I cannot describe the feeling of watching it live. I was leaping up and down in front of my computer screen, clapping wildly, feeling like my heart could burst out of my chest at any moment. I guess it was similar to how people feel when their team scores the winning touchdown in the Superbowl, except this touchdown really mattered.

The magnitude of this achievement can hardly be overstated. Over time, Elon Musk says this technology can reduce the cost of spaceflight by a factor of 100 — a change that would alter the trajectory of our species.

There is a breathtaking six-part documentary called When We Left Earth: The NASA Missions. I have watched it many times. But it is entirely different to learn about history than to experience history as it happens. Movies will be made about this moment; our children’s children’s children will learn about it in school.

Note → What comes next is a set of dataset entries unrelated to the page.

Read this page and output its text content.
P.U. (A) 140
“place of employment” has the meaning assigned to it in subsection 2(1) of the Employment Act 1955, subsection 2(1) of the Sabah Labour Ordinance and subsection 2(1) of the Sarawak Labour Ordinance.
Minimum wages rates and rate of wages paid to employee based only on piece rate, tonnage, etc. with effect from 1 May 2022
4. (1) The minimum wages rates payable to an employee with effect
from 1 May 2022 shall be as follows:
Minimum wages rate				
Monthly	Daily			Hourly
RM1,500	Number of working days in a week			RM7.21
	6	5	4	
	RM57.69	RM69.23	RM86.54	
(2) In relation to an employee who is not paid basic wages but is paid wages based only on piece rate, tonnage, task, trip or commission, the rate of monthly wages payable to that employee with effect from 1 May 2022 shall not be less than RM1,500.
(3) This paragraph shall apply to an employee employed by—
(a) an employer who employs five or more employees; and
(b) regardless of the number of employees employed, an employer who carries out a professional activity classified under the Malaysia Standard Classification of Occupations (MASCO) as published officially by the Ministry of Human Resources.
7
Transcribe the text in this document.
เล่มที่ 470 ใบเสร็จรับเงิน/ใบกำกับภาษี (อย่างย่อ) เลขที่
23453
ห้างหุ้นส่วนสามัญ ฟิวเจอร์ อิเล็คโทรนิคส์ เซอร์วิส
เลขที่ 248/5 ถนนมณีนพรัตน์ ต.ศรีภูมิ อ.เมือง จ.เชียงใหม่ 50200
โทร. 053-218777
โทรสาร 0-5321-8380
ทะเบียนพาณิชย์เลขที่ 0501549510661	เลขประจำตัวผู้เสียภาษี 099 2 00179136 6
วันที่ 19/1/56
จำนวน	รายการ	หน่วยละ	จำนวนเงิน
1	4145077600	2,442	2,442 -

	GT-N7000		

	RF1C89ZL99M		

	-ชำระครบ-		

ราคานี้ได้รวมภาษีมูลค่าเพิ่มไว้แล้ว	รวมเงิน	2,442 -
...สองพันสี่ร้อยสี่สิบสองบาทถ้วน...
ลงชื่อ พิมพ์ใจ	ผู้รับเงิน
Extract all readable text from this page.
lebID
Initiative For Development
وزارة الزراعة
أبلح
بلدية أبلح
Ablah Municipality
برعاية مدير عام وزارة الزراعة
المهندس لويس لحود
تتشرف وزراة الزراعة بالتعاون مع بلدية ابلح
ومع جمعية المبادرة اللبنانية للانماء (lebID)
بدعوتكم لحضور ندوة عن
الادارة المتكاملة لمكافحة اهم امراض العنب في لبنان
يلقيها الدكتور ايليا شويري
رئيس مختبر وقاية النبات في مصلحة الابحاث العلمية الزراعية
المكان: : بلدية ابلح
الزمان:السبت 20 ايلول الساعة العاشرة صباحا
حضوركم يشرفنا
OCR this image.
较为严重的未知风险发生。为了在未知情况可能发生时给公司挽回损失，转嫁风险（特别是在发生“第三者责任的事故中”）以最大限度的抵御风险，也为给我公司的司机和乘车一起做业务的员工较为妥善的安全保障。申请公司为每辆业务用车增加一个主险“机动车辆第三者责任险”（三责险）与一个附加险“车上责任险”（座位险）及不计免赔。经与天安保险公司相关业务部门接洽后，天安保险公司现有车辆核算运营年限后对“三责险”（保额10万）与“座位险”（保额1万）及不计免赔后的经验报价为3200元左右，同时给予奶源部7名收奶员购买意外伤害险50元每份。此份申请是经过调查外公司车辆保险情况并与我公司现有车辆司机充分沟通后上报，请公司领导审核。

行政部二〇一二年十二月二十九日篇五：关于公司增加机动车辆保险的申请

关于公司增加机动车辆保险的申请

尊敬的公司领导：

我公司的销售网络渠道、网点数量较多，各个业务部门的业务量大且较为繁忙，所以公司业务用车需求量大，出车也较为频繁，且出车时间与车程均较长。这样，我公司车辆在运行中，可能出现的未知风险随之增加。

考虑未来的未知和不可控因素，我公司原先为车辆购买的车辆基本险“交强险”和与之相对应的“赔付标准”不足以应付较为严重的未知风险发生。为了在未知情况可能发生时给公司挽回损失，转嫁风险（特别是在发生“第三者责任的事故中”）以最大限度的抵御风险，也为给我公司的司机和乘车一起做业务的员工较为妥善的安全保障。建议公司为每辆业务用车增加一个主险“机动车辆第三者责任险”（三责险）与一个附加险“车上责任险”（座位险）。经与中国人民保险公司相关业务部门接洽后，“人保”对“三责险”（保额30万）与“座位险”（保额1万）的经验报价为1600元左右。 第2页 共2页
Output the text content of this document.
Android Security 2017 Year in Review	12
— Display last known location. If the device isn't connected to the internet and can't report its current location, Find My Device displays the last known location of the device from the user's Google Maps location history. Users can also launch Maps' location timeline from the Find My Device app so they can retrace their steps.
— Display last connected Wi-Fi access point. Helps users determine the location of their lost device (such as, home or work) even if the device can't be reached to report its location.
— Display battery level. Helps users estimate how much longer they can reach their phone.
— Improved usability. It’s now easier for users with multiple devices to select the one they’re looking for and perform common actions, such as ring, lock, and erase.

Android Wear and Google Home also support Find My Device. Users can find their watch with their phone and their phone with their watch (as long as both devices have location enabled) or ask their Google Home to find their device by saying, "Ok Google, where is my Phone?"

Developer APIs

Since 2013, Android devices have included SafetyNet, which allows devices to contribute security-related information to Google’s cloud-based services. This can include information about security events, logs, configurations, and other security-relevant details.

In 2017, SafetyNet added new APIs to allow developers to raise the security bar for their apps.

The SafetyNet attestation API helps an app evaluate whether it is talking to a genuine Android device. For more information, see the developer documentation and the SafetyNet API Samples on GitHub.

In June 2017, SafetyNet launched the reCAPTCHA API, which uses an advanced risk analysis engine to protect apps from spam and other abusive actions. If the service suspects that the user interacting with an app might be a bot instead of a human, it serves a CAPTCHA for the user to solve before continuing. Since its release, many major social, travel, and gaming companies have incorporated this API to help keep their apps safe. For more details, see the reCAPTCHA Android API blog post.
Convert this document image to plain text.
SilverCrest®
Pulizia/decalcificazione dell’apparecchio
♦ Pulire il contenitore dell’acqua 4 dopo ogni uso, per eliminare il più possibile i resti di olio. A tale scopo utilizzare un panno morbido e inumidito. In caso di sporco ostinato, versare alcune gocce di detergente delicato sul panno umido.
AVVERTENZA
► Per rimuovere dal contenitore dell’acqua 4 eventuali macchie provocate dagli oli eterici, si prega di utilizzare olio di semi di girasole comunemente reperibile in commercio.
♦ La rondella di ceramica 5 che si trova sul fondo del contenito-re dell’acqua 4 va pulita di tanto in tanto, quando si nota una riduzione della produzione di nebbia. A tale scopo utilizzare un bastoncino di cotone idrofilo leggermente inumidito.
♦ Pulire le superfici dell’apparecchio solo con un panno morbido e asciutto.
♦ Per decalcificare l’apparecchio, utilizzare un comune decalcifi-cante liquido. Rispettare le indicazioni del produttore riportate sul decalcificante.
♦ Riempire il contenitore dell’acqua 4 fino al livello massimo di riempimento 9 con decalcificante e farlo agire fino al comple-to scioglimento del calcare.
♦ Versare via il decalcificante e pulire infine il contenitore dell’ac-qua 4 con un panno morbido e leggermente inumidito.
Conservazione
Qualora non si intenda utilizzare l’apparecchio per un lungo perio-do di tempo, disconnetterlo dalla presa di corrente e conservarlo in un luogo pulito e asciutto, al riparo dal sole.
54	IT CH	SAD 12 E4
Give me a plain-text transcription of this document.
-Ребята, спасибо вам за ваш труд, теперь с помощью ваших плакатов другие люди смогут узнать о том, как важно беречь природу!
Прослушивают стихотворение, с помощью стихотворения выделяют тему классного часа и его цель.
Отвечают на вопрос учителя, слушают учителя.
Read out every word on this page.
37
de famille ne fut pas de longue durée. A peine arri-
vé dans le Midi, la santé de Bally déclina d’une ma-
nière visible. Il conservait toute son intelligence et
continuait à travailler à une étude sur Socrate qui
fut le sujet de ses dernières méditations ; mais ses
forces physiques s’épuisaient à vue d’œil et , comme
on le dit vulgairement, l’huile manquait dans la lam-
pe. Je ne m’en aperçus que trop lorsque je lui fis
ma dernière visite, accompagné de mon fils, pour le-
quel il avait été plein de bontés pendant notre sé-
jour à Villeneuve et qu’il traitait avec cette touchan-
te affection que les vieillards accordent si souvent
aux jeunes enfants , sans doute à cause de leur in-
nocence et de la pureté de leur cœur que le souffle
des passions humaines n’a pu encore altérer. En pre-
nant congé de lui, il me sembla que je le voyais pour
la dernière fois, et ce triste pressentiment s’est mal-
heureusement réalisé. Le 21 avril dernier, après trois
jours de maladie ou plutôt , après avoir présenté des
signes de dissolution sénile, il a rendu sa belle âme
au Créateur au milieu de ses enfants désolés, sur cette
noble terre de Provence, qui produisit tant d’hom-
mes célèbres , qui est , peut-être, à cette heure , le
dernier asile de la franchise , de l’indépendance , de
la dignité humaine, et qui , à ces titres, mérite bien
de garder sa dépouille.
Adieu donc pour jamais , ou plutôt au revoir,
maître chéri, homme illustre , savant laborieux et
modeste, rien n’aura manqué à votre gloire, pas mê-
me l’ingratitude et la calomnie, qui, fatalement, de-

Throughout the series, NASA reaches higher and higher with more and more audacious goals. Crowds gather, hold hands, cheer wildly at the victories. I can’t help but feel that we are having these moments for ourselves now, our generation’s time to triumph over seemingly insurmountable obstacles in our path — and, to be sure, fail spectacularly, publicly and together, along the way.

I guess what I’m saying is that we are living in a very special time, a period that will see a pace of progress that has not happened in decades. And you don’t have to be involved professionally to be a part of it — you can just tune in and follow along as history is made around us. And amidst all the craziness that is happening in the world, projects like this…well, they just make me happy to be here.